Oryx Communities is set to develop a series of premium projects in the established suburbs of Perth, with a vision to grow apartment living.
Nita Peploe grew up surrounded by the business of aged care, and now has ambitious plans to grow her company, Oryx Communities, into a provider of premium aged care services through apartment living.
A lawyer by training, Ms Peploe is the daughter of Rhonda Peploe, founder of aged care services provider Continuing Health Care.
Ms Peploe launched Oryx in 2015, and the business made its first big move late last year, acquiring The Richardson Hotel & Spa and beginning the process of refurbishing the building for aged care use.
Oryx now plans a single-storey apartment-style development in Nedlands and a high-rise development in Mount Pleasant, along with potential apartment properties in South Perth, City Beach, Fremantle and other well-established areas.
The Oryx development plans come amid a range of moves by other providers aiming to offer product diversity in the aged care space.
Late last year, Rosewood Care Group was granted approval for a $74 million, five-storey home in West Perth, and last month Bethanie launched 48 aged care-specific serviced apartments.
Residents are expected to move into the one- and two-bedroom Bethanie apartments in Menora in coming weeks.
Ms Peploe said location choice was an important part of the process for Oryx’s projects.
“I think it’s fair to say all our projects are in locations that necessitate being a premium service,” Ms Peploe told Business News.
“There hasn’t been a lot of choice in the industry for a premium feeling product.”
Managing director Toby Browne-Cooper said Oryx’s target within the next three to five years was to have 500 to 1,000 beds operational.
“We have a vision to become a lead operator in Western Australia and it’s fair to say we’re on track for achieving that,” Mr Browne-Cooper told Business News.
Having worked alongside Mr Browne-Cooper at Continuing Health Care (as managing director and director respectively), Ms Peploe established Oryx following the divestment of Continuing Health Care in 2014, when it sold the majority of its assets to Mercy Care.
Ms Peploe said she was looking to grow Oryx and use her experience to develop more innovative offerings in Perth.
Oryx Communities has been awarded bed licences as an official aged care provider for Nedlands, Mt Pleasant, and West Perth.
The Richardson is planned to open as a 92-bed facility around July this year, while the new Nedlands development will host about 75 beds, pending approval, and open within the next two years, and Mount Pleasant within two to three years.
Other planned projects will offer closer to 100 beds and be higher than The Richardson’s seven storeys.
Mr Browne-Cooper said facilities had by necessity been in the outer suburbs where land was available to build sprawling developments, but the industry had evolved.

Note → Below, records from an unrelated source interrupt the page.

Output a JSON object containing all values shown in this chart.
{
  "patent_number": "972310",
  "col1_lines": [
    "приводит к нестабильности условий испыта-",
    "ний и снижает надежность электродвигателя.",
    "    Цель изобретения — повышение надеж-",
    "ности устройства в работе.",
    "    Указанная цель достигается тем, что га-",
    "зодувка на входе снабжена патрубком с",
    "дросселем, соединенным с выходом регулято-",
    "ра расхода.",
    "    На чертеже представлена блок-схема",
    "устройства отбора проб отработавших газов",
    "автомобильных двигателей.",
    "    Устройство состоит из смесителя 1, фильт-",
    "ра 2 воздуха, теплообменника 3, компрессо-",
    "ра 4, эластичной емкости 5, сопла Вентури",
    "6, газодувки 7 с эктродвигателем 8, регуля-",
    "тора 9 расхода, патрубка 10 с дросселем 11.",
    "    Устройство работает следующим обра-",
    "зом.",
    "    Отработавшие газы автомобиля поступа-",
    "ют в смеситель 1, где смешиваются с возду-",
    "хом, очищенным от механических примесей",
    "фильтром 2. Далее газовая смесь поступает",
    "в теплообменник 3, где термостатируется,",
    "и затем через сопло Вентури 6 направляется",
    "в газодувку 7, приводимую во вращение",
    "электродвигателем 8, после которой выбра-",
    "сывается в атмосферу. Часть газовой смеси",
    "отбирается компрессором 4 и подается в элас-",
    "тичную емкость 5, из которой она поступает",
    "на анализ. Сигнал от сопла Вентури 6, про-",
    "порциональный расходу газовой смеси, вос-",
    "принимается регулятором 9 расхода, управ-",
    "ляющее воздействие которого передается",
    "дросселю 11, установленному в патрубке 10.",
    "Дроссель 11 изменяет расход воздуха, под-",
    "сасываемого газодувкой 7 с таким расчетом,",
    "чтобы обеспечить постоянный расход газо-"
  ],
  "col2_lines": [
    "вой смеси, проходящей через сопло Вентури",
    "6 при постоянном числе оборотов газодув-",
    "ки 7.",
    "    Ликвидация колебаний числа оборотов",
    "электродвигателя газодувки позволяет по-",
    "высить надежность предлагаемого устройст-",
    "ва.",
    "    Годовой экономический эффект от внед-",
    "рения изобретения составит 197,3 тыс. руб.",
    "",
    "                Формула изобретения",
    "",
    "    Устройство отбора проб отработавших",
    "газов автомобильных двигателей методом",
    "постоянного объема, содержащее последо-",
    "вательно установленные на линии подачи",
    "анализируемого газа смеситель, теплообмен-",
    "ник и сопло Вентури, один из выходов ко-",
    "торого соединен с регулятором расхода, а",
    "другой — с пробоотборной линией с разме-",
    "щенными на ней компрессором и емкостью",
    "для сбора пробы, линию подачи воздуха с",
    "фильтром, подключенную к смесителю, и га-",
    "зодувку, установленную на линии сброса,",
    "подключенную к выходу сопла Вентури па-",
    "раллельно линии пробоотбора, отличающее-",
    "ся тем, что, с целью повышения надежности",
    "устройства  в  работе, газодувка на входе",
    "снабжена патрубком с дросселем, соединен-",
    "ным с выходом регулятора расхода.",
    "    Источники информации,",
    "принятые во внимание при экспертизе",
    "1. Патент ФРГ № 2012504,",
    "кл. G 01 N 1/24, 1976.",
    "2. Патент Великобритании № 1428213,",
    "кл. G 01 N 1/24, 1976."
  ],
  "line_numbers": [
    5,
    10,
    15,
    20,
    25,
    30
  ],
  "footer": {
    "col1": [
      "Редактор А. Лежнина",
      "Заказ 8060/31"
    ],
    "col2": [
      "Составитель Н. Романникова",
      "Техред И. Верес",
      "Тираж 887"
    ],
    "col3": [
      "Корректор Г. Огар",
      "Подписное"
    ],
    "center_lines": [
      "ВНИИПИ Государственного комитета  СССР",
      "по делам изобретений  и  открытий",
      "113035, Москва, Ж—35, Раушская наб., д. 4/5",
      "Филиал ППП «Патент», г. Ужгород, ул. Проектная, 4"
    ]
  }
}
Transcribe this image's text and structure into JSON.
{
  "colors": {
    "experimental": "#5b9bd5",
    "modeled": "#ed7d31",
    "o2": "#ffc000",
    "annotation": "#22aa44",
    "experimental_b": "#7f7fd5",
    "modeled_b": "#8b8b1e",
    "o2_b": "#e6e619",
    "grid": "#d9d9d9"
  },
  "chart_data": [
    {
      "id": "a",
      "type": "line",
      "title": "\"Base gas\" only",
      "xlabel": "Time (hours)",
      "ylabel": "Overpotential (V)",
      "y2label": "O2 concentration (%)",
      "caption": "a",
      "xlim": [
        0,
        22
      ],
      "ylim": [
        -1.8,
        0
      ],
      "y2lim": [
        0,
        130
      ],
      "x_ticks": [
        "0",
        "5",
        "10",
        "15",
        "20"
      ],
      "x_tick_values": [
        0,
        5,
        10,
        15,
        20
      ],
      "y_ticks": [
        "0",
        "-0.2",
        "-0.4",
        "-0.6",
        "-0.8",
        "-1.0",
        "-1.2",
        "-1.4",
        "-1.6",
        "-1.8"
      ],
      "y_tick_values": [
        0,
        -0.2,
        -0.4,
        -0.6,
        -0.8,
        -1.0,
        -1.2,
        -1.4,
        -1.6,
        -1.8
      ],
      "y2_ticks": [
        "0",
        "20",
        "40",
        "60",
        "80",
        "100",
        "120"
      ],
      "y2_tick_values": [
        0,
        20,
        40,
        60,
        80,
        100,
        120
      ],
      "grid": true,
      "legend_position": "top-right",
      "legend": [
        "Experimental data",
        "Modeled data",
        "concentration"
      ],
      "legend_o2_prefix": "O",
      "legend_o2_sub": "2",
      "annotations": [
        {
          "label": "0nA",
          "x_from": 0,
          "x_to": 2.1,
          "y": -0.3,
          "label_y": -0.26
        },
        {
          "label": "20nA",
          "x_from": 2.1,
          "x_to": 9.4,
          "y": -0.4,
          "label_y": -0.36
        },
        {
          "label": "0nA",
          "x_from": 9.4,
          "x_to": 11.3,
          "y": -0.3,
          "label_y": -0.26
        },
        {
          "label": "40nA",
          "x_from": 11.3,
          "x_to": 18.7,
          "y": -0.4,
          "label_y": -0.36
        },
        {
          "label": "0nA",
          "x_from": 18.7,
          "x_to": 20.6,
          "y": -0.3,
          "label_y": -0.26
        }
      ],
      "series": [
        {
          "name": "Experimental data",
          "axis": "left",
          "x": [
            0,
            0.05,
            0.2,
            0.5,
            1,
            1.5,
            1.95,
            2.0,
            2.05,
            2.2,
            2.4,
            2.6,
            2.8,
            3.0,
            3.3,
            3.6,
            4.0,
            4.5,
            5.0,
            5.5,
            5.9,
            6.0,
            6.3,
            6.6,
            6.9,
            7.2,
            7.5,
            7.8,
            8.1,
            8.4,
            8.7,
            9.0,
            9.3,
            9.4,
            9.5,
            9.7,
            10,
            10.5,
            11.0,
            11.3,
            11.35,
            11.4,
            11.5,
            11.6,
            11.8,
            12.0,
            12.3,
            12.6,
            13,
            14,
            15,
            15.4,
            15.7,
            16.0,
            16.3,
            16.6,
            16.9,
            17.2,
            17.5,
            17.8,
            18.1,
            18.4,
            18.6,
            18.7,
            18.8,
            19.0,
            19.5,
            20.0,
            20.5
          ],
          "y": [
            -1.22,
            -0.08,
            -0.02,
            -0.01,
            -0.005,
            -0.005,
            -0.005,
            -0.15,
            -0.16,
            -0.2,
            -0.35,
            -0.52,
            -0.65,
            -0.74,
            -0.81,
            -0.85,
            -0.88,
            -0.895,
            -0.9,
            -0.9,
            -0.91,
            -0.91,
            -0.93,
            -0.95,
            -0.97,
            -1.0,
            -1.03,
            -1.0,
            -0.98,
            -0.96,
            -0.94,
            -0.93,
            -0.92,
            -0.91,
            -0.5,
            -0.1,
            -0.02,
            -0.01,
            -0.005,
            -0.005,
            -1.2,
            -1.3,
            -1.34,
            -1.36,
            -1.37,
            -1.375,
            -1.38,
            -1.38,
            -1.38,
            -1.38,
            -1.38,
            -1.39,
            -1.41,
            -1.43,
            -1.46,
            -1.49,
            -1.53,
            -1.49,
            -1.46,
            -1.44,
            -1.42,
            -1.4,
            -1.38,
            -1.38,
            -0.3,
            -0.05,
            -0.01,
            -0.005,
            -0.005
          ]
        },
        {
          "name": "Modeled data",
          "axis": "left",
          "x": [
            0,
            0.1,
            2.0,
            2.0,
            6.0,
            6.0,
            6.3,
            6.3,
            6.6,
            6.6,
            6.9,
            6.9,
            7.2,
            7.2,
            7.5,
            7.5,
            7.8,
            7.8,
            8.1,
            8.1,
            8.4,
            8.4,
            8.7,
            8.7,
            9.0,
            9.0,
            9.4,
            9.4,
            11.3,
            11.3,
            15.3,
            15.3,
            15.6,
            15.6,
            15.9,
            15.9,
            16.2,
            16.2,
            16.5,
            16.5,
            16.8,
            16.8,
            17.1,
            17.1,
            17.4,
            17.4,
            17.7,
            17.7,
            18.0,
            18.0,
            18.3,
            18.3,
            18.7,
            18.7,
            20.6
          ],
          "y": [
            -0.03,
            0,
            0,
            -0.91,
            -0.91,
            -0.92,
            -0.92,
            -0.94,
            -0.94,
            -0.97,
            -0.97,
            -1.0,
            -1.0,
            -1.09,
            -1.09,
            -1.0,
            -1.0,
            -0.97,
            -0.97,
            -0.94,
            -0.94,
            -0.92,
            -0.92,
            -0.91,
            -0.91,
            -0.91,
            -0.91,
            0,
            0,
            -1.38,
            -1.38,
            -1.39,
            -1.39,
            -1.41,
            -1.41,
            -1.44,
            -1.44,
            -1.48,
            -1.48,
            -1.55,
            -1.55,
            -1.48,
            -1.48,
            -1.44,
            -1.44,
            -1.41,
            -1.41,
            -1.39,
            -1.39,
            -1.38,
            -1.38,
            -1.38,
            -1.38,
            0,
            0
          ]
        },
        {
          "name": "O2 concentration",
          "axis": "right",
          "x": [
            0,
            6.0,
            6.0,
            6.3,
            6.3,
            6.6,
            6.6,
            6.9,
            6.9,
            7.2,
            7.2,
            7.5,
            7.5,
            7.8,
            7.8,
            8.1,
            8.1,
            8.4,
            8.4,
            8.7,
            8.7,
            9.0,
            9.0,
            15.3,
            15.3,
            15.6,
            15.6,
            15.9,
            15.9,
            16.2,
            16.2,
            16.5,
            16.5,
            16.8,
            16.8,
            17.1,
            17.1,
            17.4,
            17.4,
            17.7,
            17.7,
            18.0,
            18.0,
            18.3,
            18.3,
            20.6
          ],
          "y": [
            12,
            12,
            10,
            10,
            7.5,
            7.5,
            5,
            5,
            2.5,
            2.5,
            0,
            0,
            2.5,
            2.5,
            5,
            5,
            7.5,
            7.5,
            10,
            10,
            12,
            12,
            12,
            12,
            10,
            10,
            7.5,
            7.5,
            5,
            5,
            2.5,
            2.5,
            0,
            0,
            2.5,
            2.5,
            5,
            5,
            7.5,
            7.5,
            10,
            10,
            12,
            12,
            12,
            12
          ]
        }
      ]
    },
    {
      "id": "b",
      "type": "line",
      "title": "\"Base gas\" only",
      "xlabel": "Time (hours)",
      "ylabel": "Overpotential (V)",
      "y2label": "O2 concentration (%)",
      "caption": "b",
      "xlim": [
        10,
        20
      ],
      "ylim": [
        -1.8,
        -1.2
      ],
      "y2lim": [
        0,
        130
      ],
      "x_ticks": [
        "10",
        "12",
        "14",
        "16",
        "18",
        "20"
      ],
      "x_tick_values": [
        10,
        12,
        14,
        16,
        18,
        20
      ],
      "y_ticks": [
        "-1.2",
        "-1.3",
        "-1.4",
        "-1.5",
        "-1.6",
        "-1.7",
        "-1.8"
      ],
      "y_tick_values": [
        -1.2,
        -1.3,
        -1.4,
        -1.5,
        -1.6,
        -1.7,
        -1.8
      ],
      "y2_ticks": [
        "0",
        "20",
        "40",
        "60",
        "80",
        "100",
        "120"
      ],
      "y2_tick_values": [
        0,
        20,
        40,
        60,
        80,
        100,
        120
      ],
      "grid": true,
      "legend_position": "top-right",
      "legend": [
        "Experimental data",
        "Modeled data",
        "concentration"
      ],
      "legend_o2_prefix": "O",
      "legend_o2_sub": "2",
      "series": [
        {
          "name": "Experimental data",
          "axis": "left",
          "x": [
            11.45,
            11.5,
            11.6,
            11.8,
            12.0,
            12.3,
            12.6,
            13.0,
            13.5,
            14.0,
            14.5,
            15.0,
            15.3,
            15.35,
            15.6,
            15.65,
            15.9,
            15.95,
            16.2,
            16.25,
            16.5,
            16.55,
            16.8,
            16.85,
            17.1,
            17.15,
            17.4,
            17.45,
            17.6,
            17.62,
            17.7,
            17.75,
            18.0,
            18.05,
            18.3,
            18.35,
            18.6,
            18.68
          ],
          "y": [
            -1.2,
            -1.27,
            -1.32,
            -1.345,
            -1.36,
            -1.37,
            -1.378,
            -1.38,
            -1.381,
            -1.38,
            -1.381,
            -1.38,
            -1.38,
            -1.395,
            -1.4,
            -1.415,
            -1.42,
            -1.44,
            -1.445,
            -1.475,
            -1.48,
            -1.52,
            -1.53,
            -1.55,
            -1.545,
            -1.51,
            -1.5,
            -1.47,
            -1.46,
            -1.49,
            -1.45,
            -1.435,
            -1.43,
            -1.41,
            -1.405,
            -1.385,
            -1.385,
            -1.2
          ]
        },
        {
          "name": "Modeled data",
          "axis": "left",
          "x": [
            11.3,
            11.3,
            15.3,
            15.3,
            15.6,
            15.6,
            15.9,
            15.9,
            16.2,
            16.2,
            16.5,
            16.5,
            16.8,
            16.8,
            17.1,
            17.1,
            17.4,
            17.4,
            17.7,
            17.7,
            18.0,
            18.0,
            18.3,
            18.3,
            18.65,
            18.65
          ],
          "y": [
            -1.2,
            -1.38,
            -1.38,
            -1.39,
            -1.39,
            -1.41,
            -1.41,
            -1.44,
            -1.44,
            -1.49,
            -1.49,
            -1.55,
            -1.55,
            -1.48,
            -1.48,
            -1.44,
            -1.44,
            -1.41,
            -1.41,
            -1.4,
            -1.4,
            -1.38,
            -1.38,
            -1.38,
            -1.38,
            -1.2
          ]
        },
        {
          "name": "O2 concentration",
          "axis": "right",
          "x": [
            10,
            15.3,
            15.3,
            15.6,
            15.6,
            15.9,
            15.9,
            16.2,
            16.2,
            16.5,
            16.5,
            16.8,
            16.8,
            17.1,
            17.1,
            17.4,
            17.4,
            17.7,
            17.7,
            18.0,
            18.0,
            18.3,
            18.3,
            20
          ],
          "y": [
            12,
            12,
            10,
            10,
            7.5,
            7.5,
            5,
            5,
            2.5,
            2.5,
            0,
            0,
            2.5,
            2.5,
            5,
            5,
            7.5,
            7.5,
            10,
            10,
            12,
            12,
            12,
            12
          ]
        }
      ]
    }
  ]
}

“We think Perth is ready for apartment living,” he said.
Mr Browne-Cooper said some of the larger developments would be mixed-use precincts, offering childcare facilities and intergenerational programs run between the elderly and the children.
“There might be some apartments that suit retirees, and then there might be some apartments that suit an NDIS-type care recipient, and then possibly some commercial space with a physio and a chiro as well,” he said.
“We’re not doing that at The Richardson because it’s too small, but we certainly have that philosophy of interactions between residents and their families.
“And that extends to relationships with pets, so we’ll see cats and dogs and birds at our places, people caring for plants; it sounds simple, but (existing companies) don’t do a very good job of it here.”
Mr Browne-Cooper described Oryx’s approach as following a ‘care philosophy’ that steered away from an institutional, hospital-like model.
“We’ve talked to a lot of institutions around the country and you’ll still see operators, architects, and builders building nursing homes that are like hospitals; so, long corridors, vinyl, and a shared living space down the end of the corridor that’s typically vacant,” he said.
Oryx developments will avoid corridors and build around groups of 10 to 15 residents who share a residential pod and a living space with a kitchenette.
“It’s where the toast is cooked, the coffee is brewed and it smells and feels like a kitchen – that’s all serviced from a commercial kitchen and laundry behind the scenes, but it’s creating that small, intimate atmosphere,” Mr Browne-Cooper said.